For community detection I wrote a greedy hierarchical modularity maximization (as in arXiv:cond-mat/0408187). (AFAIK there is no other JavaScript implementation of community detection; if there is a need, I would be happy to implement something more serious like Louvain or Infomap. If you want it to happen, a few encouraging e-mails will work. :) EDIT: there is a good implementation of Louvain in JS.)
There are some tricks. For example, to calculate tag statistics (e.g. average number of answer per tag) it is unfeasible to probe all questions, and there is no REST API to get these numbers directly. So, it takes 100 newest questions with a given tag, which are at least a month old (so their scores stabilize a bit).
The best askers and answerers, unfortunately, do not work properly for conditional tags (as the respective API queries can be done only for a single tag).
As tag statistics (like average score) have long tails but also can be zero or negative, neither linear nor log scale fits. So, Marta built an asinh scale! In short, for small values it works as linear, but for large - as logarithm; and is antisymmetric.
On code quality
Before looking at code: beware, when you gaze long into a code the code also gazes into you!
(Some excuses: I started it long time ago, changed it in various directions, used to learn JS, teach JS - so it has most of bad practices it could get. I should rewrite it completely into Angular.JS + D3.js; but instead, I decided to show the result, hoping that you forgive me the dirty code.)

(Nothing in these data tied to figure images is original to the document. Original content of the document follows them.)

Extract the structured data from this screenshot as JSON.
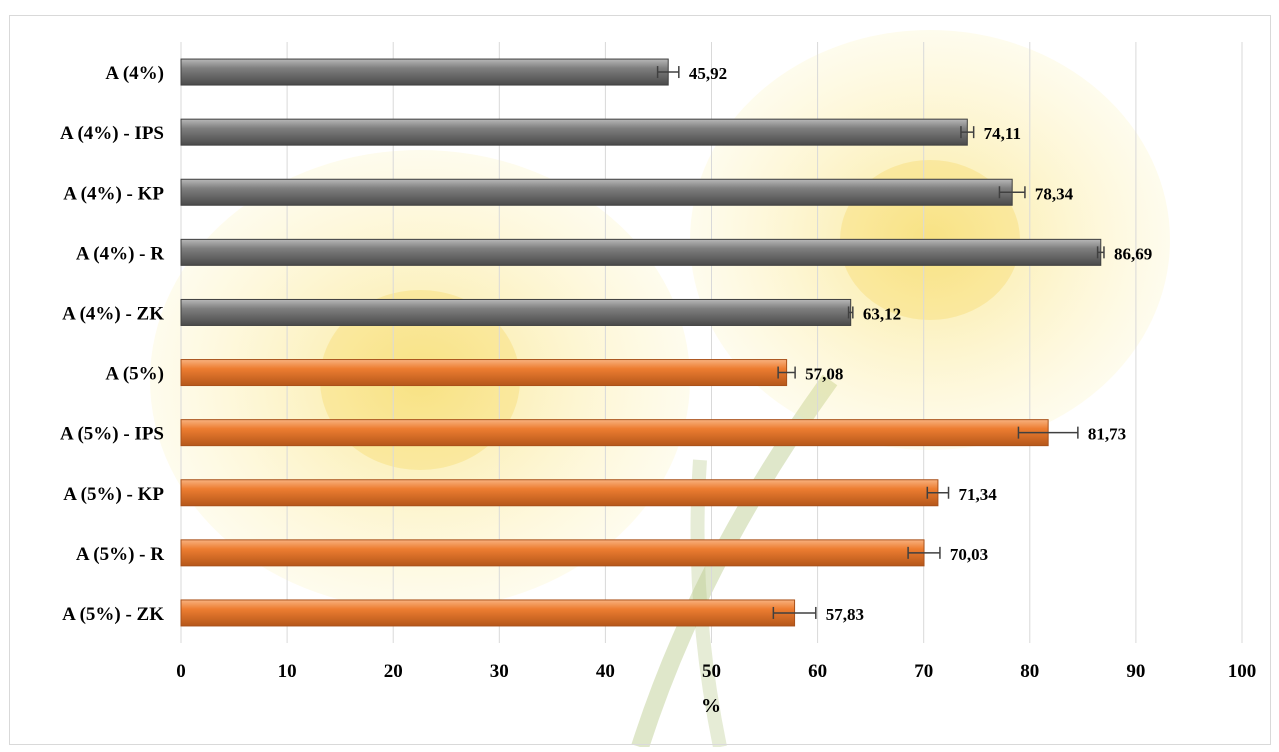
{
  "chart_data": {
    "type": "bar",
    "orientation": "horizontal",
    "categories": [
      "A (4%)",
      "A (4%) - IPS",
      "A (4%) - KP",
      "A (4%) - R",
      "A (4%) - ZK",
      "A (5%)",
      "A (5%) - IPS",
      "A (5%) - KP",
      "A (5%) - R",
      "A (5%) - ZK"
    ],
    "values": [
      45.92,
      74.11,
      78.34,
      86.69,
      63.12,
      57.08,
      81.73,
      71.34,
      70.03,
      57.83
    ],
    "value_labels": [
      "45,92",
      "74,11",
      "78,34",
      "86,69",
      "63,12",
      "57,08",
      "81,73",
      "71,34",
      "70,03",
      "57,83"
    ],
    "errors": [
      1.0,
      0.6,
      1.2,
      0.3,
      0.2,
      0.8,
      2.8,
      1.0,
      1.5,
      2.0
    ],
    "bar_colors": [
      "#7f7f7f",
      "#7f7f7f",
      "#7f7f7f",
      "#7f7f7f",
      "#7f7f7f",
      "#ed7d31",
      "#ed7d31",
      "#ed7d31",
      "#ed7d31",
      "#ed7d31"
    ],
    "title": "",
    "xlabel": "%",
    "ylabel": "",
    "xlim": [
      0,
      100
    ],
    "xticks": [
      0,
      10,
      20,
      30,
      40,
      50,
      60,
      70,
      80,
      90,
      100
    ],
    "grid": true,
    "legend": "none",
    "background_image": "dandelion-flowers"
  }
}
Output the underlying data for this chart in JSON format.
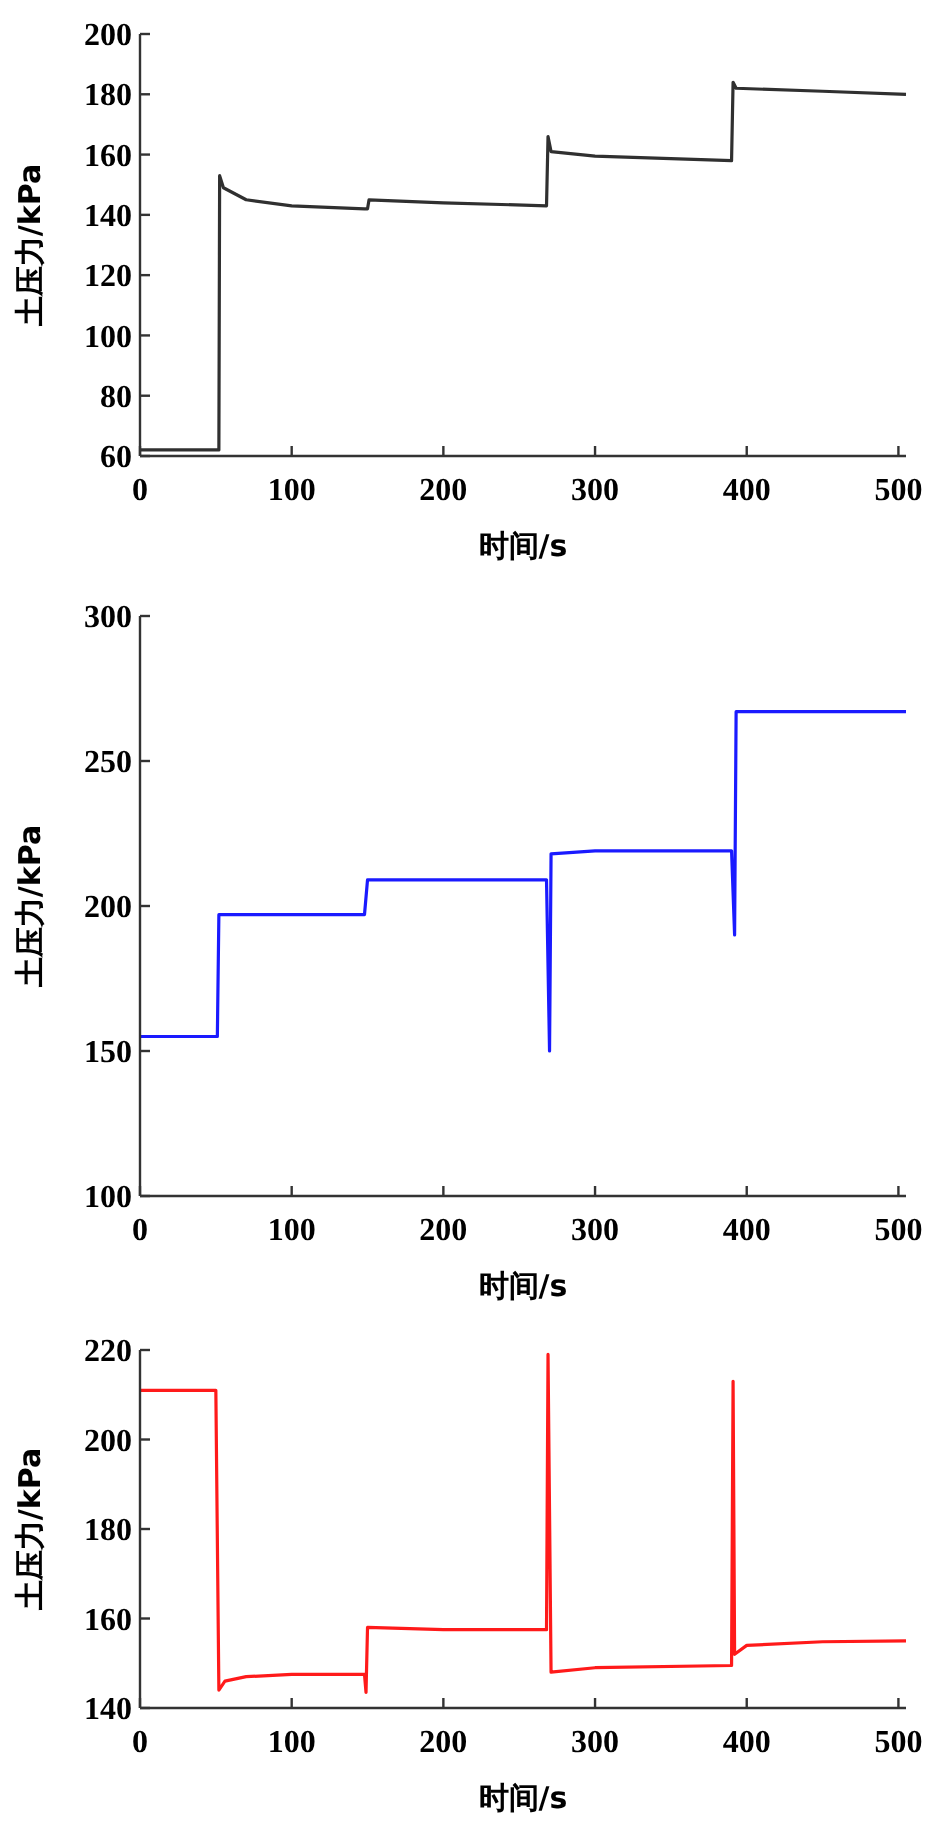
{
  "chart_data": [
    {
      "type": "line",
      "xlabel": "时间/s",
      "ylabel": "土压力/kPa",
      "xlim": [
        0,
        505
      ],
      "ylim": [
        60,
        200
      ],
      "xticks": [
        0,
        100,
        200,
        300,
        400,
        500
      ],
      "yticks": [
        60,
        80,
        100,
        120,
        140,
        160,
        180,
        200
      ],
      "grid": false,
      "series": [
        {
          "color": "#303030",
          "x": [
            0,
            52,
            52.5,
            55,
            70,
            100,
            148,
            150,
            151,
            200,
            268,
            269,
            271,
            300,
            390,
            391,
            393,
            450,
            505
          ],
          "values": [
            62,
            62,
            153,
            149,
            145,
            143,
            142,
            142,
            145,
            144,
            143,
            166,
            161,
            159.5,
            158,
            184,
            182,
            181,
            180
          ]
        }
      ]
    },
    {
      "type": "line",
      "xlabel": "时间/s",
      "ylabel": "土压力/kPa",
      "xlim": [
        0,
        505
      ],
      "ylim": [
        100,
        300
      ],
      "xticks": [
        0,
        100,
        200,
        300,
        400,
        500
      ],
      "yticks": [
        100,
        150,
        200,
        250,
        300
      ],
      "grid": false,
      "series": [
        {
          "color": "#1a1aff",
          "x": [
            0,
            51,
            52,
            148,
            150,
            268,
            270,
            271,
            300,
            390,
            392,
            393,
            505
          ],
          "values": [
            155,
            155,
            197,
            197,
            209,
            209,
            150,
            218,
            219,
            219,
            190,
            267,
            267
          ]
        }
      ]
    },
    {
      "type": "line",
      "xlabel": "时间/s",
      "ylabel": "土压力/kPa",
      "xlim": [
        0,
        505
      ],
      "ylim": [
        140,
        220
      ],
      "xticks": [
        0,
        100,
        200,
        300,
        400,
        500
      ],
      "yticks": [
        140,
        160,
        180,
        200,
        220
      ],
      "grid": false,
      "series": [
        {
          "color": "#ff1a1a",
          "x": [
            0,
            50,
            52,
            56,
            70,
            100,
            148,
            149,
            150,
            200,
            268,
            269,
            271,
            300,
            390,
            391,
            392,
            400,
            450,
            505
          ],
          "values": [
            211,
            211,
            144,
            146,
            147,
            147.5,
            147.5,
            143.5,
            158,
            157.5,
            157.5,
            219,
            148,
            149,
            149.5,
            213,
            152,
            154,
            154.8,
            155
          ]
        }
      ]
    }
  ]
}
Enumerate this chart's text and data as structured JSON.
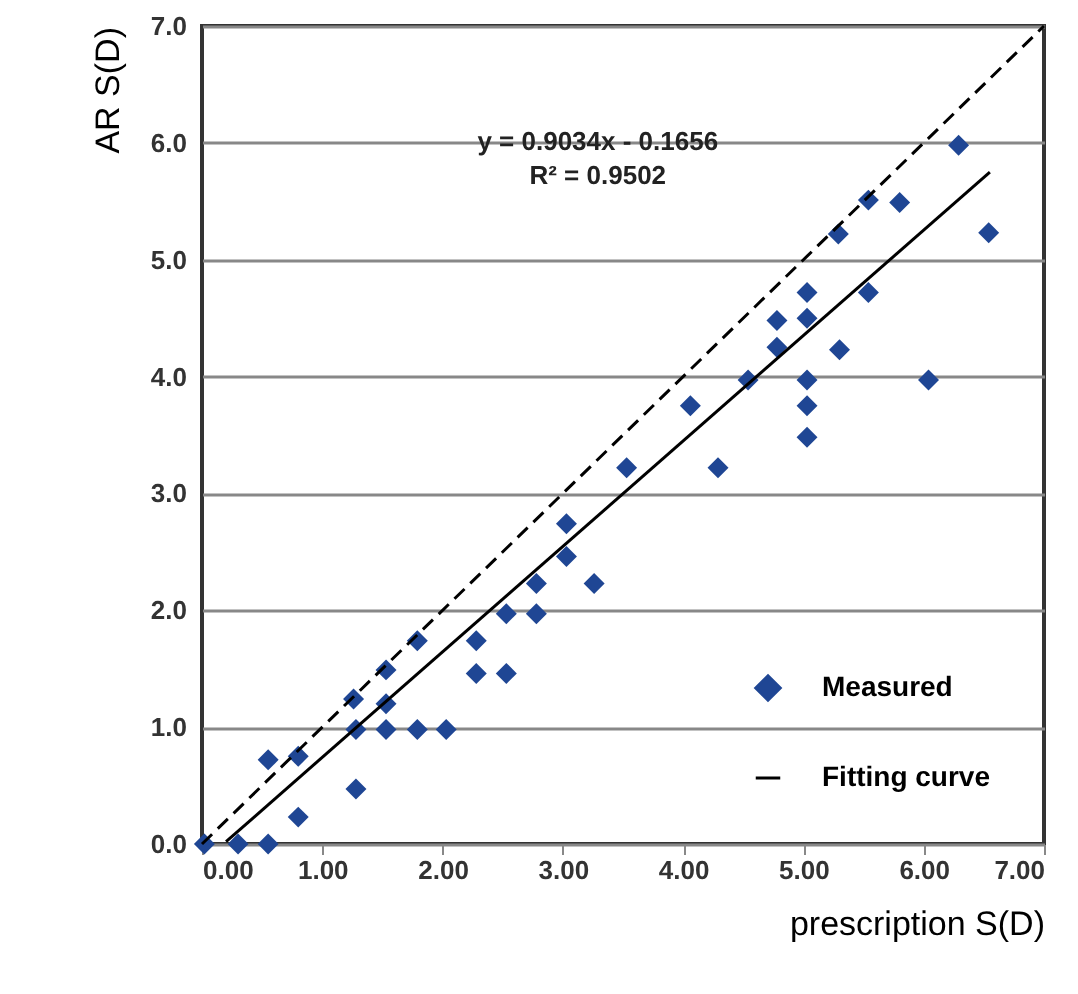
{
  "chart_data": {
    "type": "scatter",
    "xlabel": "prescription S(D)",
    "ylabel": "AR S(D)",
    "annotations": [
      "y = 0.9034x - 0.1656",
      "R² = 0.9502"
    ],
    "xlim": [
      0,
      7
    ],
    "ylim": [
      0,
      7
    ],
    "xticks": [
      {
        "value": 0,
        "label": "0.00"
      },
      {
        "value": 1,
        "label": "1.00"
      },
      {
        "value": 2,
        "label": "2.00"
      },
      {
        "value": 3,
        "label": "3.00"
      },
      {
        "value": 4,
        "label": "4.00"
      },
      {
        "value": 5,
        "label": "5.00"
      },
      {
        "value": 6,
        "label": "6.00"
      },
      {
        "value": 7,
        "label": "7.00"
      }
    ],
    "yticks": [
      {
        "value": 0,
        "label": "0.0"
      },
      {
        "value": 1,
        "label": "1.0"
      },
      {
        "value": 2,
        "label": "2.0"
      },
      {
        "value": 3,
        "label": "3.0"
      },
      {
        "value": 4,
        "label": "4.0"
      },
      {
        "value": 5,
        "label": "5.0"
      },
      {
        "value": 6,
        "label": "6.0"
      },
      {
        "value": 7,
        "label": "7.0"
      }
    ],
    "grid": "y",
    "legend": "bottom right",
    "series": [
      {
        "name": "Measured",
        "marker": "diamond",
        "color": "#1f4694",
        "x": [
          0.02,
          0.3,
          0.55,
          0.55,
          0.8,
          0.8,
          1.28,
          1.26,
          1.28,
          1.53,
          1.53,
          1.53,
          1.79,
          1.79,
          2.03,
          2.28,
          2.28,
          2.53,
          2.53,
          2.78,
          2.78,
          3.03,
          3.03,
          3.26,
          3.53,
          4.29,
          4.06,
          4.54,
          4.78,
          4.78,
          5.03,
          5.03,
          5.03,
          5.03,
          5.03,
          5.3,
          5.54,
          5.29,
          5.54,
          5.8,
          6.29,
          6.54,
          6.04
        ],
        "values": [
          0,
          0,
          0,
          0.72,
          0.75,
          0.23,
          0.47,
          1.24,
          0.98,
          1.49,
          1.2,
          0.98,
          0.98,
          1.74,
          0.98,
          1.74,
          1.46,
          1.46,
          1.97,
          1.97,
          2.23,
          2.74,
          2.46,
          2.23,
          3.22,
          3.22,
          3.75,
          3.97,
          4.25,
          4.48,
          4.72,
          4.5,
          3.97,
          3.75,
          3.48,
          4.23,
          4.72,
          5.22,
          5.51,
          5.49,
          5.98,
          5.23,
          3.97
        ]
      },
      {
        "name": "Fitting curve",
        "type": "line",
        "color": "#000000",
        "line_style": "solid",
        "x": [
          0.2,
          6.55
        ],
        "values": [
          0.02,
          5.75
        ]
      },
      {
        "type": "line",
        "color": "#000000",
        "line_style": "dashed",
        "x": [
          0,
          7
        ],
        "values": [
          0,
          7
        ]
      }
    ]
  }
}
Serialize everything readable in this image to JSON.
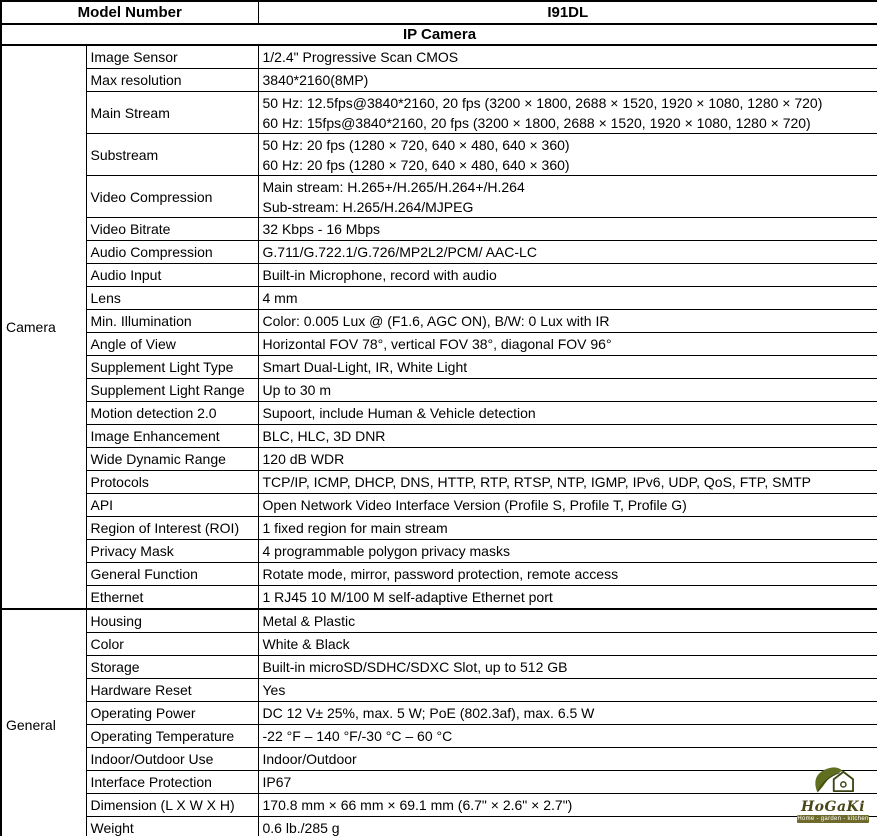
{
  "header": {
    "model_label": "Model Number",
    "model_value": "I91DL",
    "category": "IP Camera"
  },
  "sections": [
    {
      "group": "Camera",
      "rows": [
        {
          "label": "Image Sensor",
          "lines": [
            "1/2.4\" Progressive Scan CMOS"
          ]
        },
        {
          "label": "Max resolution",
          "lines": [
            "3840*2160(8MP)"
          ]
        },
        {
          "label": "Main Stream",
          "lines": [
            "50 Hz: 12.5fps@3840*2160, 20 fps (3200 × 1800, 2688 × 1520, 1920 × 1080, 1280 × 720)",
            "60 Hz: 15fps@3840*2160, 20 fps (3200 × 1800, 2688 × 1520, 1920 × 1080, 1280 × 720)"
          ]
        },
        {
          "label": "Substream",
          "lines": [
            "50 Hz: 20 fps (1280 × 720, 640 × 480, 640 × 360)",
            "60 Hz: 20 fps (1280 × 720, 640 × 480, 640 × 360)"
          ]
        },
        {
          "label": "Video Compression",
          "lines": [
            "Main stream: H.265+/H.265/H.264+/H.264",
            "Sub-stream: H.265/H.264/MJPEG"
          ]
        },
        {
          "label": "Video Bitrate",
          "lines": [
            "32 Kbps - 16 Mbps"
          ]
        },
        {
          "label": "Audio Compression",
          "lines": [
            "G.711/G.722.1/G.726/MP2L2/PCM/ AAC-LC"
          ]
        },
        {
          "label": "Audio Input",
          "lines": [
            "Built-in Microphone, record with audio"
          ]
        },
        {
          "label": "Lens",
          "lines": [
            "4 mm"
          ]
        },
        {
          "label": "Min. Illumination",
          "lines": [
            "Color: 0.005 Lux @ (F1.6, AGC ON), B/W: 0 Lux with IR"
          ]
        },
        {
          "label": "Angle of View",
          "lines": [
            "Horizontal FOV 78°, vertical FOV 38°, diagonal FOV 96°"
          ]
        },
        {
          "label": "Supplement Light Type",
          "lines": [
            "Smart Dual-Light, IR, White Light"
          ]
        },
        {
          "label": "Supplement Light Range",
          "lines": [
            "Up to 30 m"
          ]
        },
        {
          "label": "Motion detection 2.0",
          "lines": [
            "Supoort, include Human & Vehicle detection"
          ]
        },
        {
          "label": "Image Enhancement",
          "lines": [
            "BLC, HLC, 3D DNR"
          ]
        },
        {
          "label": "Wide Dynamic Range",
          "lines": [
            "120 dB WDR"
          ]
        },
        {
          "label": "Protocols",
          "lines": [
            "TCP/IP, ICMP, DHCP, DNS, HTTP, RTP, RTSP, NTP, IGMP, IPv6, UDP, QoS, FTP, SMTP"
          ]
        },
        {
          "label": "API",
          "lines": [
            "Open Network Video Interface Version (Profile S, Profile T, Profile G)"
          ]
        },
        {
          "label": "Region of Interest (ROI)",
          "lines": [
            "1 fixed region for main stream"
          ]
        },
        {
          "label": "Privacy Mask",
          "lines": [
            "4 programmable polygon privacy masks"
          ]
        },
        {
          "label": "General Function",
          "lines": [
            "Rotate mode, mirror, password protection, remote access"
          ]
        },
        {
          "label": "Ethernet",
          "lines": [
            "1 RJ45 10 M/100 M self-adaptive Ethernet port"
          ]
        }
      ]
    },
    {
      "group": "General",
      "rows": [
        {
          "label": "Housing",
          "lines": [
            "Metal & Plastic"
          ]
        },
        {
          "label": "Color",
          "lines": [
            "White & Black"
          ]
        },
        {
          "label": "Storage",
          "lines": [
            "Built-in microSD/SDHC/SDXC Slot, up to 512 GB"
          ]
        },
        {
          "label": "Hardware Reset",
          "lines": [
            "Yes"
          ]
        },
        {
          "label": "Operating Power",
          "lines": [
            "DC 12 V± 25%, max. 5 W; PoE (802.3af), max. 6.5 W"
          ]
        },
        {
          "label": "Operating Temperature",
          "lines": [
            "-22 °F – 140 °F/-30 °C – 60 °C"
          ]
        },
        {
          "label": "Indoor/Outdoor Use",
          "lines": [
            "Indoor/Outdoor"
          ]
        },
        {
          "label": "Interface Protection",
          "lines": [
            "IP67"
          ]
        },
        {
          "label": "Dimension (L X W X H)",
          "lines": [
            "170.8 mm × 66 mm × 69.1 mm (6.7\" × 2.6\" × 2.7\")"
          ]
        },
        {
          "label": "Weight",
          "lines": [
            "0.6 lb./285 g"
          ]
        }
      ]
    }
  ],
  "logo": {
    "name": "HoGaKi",
    "tagline": "Home - garden - kitchen",
    "colors": {
      "wordmark": "#4a461a",
      "banner": "#6e6a2c",
      "leaf": "#5f6f1f"
    }
  }
}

Nonetheless, if something does not work, raise an Issue or (even better!) propose a Pull Request.
Citing
Feel free to use it for anything. Just please to refer to it as:
- Piotr Migdał, Marta Czarnocka-Cieciura, TagOverflow (2015), GitHub repository https://github.com/stared/tagoverflow
And for any academic papers, please cite:
- Piotr Migdał, Symmetries and self-similarity of many-body wavefunctions, PhD Thesis (ICFO), arXiv:1412.6796
(If you are wondering about the relation of my PhD thesis to this project - well, one of main topics is community detection. While introducing basic methods, I use TagOverflow as an example.)